Poco a poco fue abriendo bibliotecas: en la sede de Afrocaribe en Loma Fresca, en el orfanato de Niños de Papel en Canapote y en casas acondicionadas para tal fin en los barrios San Francisco, El toril y Boston. Ahora, un viernes cualquiera, sale en shorts y hawaianas a Santa Rita y espera un mototaxi para ir adonde ningún taxista sube: a Loma Fresca, uno de los barrios más peligrosos de Cartagena. De bajada, Carlos, el celador, la acompaña hasta la esquina para que tome un jeep de vuelta. Pero es mejor que Carlos no cruce la calle. Lo matan si se atreve. Margaret lo sabe y sigue sola tan tranquila.

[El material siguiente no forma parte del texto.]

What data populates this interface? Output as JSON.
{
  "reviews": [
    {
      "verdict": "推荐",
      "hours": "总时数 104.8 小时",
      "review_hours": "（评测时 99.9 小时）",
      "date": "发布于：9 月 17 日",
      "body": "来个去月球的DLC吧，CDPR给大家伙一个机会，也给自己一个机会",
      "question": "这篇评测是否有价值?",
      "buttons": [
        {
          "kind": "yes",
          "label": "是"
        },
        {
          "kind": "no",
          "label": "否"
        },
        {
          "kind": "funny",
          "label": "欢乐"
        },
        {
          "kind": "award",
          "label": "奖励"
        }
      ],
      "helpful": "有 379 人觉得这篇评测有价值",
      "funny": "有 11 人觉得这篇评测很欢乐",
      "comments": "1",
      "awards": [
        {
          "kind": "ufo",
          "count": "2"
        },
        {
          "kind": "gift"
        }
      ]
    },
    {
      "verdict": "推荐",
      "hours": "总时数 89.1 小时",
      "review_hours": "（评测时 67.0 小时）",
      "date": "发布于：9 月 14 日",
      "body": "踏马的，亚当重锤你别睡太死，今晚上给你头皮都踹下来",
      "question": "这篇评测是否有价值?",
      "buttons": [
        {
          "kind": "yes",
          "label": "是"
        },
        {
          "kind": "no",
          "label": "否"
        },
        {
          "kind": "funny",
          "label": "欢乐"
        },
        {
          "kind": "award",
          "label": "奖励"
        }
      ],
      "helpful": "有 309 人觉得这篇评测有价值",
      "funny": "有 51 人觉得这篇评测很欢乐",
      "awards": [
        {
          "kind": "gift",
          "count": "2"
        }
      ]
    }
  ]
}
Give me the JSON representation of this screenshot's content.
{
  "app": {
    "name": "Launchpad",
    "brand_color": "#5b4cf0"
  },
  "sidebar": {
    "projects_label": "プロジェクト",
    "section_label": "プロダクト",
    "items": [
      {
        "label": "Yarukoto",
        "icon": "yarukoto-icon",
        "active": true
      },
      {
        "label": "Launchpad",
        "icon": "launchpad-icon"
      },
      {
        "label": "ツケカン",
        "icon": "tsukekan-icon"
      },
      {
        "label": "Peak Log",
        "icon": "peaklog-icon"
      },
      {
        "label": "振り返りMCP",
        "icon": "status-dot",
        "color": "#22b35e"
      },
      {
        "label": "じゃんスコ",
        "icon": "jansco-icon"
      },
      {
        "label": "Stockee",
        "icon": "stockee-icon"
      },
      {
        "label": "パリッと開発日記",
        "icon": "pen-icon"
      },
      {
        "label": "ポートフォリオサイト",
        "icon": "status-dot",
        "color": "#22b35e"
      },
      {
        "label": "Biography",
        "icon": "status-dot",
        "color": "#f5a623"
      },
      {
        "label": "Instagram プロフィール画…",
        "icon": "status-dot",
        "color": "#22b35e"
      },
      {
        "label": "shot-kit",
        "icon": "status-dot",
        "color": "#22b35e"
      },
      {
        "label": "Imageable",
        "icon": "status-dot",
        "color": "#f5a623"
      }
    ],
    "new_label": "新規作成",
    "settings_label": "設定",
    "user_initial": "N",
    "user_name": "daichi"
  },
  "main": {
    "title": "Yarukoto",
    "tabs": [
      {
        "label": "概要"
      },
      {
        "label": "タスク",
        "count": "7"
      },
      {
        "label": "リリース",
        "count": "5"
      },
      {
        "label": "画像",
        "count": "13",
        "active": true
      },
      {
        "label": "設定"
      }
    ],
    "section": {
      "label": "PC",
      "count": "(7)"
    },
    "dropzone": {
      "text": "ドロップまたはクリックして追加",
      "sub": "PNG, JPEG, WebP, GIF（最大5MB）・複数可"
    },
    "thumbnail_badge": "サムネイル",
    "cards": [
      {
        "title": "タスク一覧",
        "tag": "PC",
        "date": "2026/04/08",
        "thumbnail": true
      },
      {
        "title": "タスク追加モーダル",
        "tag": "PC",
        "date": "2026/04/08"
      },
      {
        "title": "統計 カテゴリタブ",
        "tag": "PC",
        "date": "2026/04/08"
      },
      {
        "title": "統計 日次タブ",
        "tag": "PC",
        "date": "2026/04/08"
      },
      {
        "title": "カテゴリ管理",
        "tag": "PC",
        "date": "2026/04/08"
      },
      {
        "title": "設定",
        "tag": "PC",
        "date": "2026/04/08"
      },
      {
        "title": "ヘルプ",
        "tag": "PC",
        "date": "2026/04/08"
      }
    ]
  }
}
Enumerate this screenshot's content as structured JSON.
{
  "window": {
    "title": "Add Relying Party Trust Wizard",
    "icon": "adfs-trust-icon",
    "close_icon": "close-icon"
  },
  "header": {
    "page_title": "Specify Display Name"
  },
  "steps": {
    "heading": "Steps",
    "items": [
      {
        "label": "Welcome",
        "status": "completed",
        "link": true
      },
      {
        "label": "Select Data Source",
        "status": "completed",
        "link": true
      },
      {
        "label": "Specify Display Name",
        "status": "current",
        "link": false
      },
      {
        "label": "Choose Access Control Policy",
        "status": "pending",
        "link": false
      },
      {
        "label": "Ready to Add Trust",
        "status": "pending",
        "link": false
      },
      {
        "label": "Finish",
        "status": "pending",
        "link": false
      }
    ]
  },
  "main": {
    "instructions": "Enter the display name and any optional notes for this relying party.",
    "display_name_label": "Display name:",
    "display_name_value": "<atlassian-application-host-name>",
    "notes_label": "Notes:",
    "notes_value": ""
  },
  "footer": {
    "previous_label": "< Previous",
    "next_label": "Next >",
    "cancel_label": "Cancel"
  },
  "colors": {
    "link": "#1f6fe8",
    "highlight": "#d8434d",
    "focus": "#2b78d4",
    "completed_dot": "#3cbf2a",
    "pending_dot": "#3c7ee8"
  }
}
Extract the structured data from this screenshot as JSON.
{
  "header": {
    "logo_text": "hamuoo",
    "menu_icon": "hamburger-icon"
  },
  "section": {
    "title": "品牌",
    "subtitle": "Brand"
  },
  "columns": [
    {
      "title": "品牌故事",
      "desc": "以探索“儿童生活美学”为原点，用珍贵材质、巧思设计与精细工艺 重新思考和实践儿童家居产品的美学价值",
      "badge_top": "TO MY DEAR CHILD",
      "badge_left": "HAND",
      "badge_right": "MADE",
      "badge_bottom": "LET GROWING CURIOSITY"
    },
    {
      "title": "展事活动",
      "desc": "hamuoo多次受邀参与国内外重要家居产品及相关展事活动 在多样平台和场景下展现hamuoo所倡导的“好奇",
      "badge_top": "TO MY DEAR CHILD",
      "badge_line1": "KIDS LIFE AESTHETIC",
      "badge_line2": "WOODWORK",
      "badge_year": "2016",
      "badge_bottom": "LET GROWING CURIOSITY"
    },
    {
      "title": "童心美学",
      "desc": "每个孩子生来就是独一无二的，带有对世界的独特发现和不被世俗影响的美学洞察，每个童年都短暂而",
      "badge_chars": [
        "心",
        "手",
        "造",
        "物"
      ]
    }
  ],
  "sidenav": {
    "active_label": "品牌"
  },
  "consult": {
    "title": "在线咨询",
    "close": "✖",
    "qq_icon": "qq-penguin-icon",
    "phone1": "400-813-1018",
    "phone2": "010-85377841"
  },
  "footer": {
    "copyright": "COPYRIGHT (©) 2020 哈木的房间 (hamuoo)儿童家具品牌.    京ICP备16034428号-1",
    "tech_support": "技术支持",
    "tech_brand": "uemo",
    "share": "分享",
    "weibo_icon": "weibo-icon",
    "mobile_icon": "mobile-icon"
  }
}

Al principio, en estos barrios algunos le preguntaban: “¿Lleva plata?”. Ella contestaba: “No, pero llevo libros”. Se preocupa porque los libros “no se llenen de polvo”, y también por el futuro de aquellos que la llaman ‘tía’. “No me pongo triste porque se vayan, sino porque salgan sin leer o sin siquiera mejorar las condiciones que los trajeron aquí”, dice.
En octubre pasado, en Canapote, dos hombres le robaron una cámara con fotos tomadas para conseguir la donación de unos inodoros. Se asustó por los dos chicos que iban con ella, quienes fueron amenazados con un arma. Pero no se enojó. Reflexionó: “Estos niños también podrían ser pandilleros si no tienen educación ni oportunidades de trabajo”.
“Nadie se mete con los del Centro, ni se roba una teja mientras yo esté”, dice Carlos, que como muchos niños de estos barrios empezó a vagar desde los 9 años, cuando su mamá lo dejó con una vecina y terminó en pandillas y en la droga. Ahora Carlos, rehabilitado y viejo, se aferra al trabajo de celador mientras su hija de 6 comienza a leer y le enseña a él.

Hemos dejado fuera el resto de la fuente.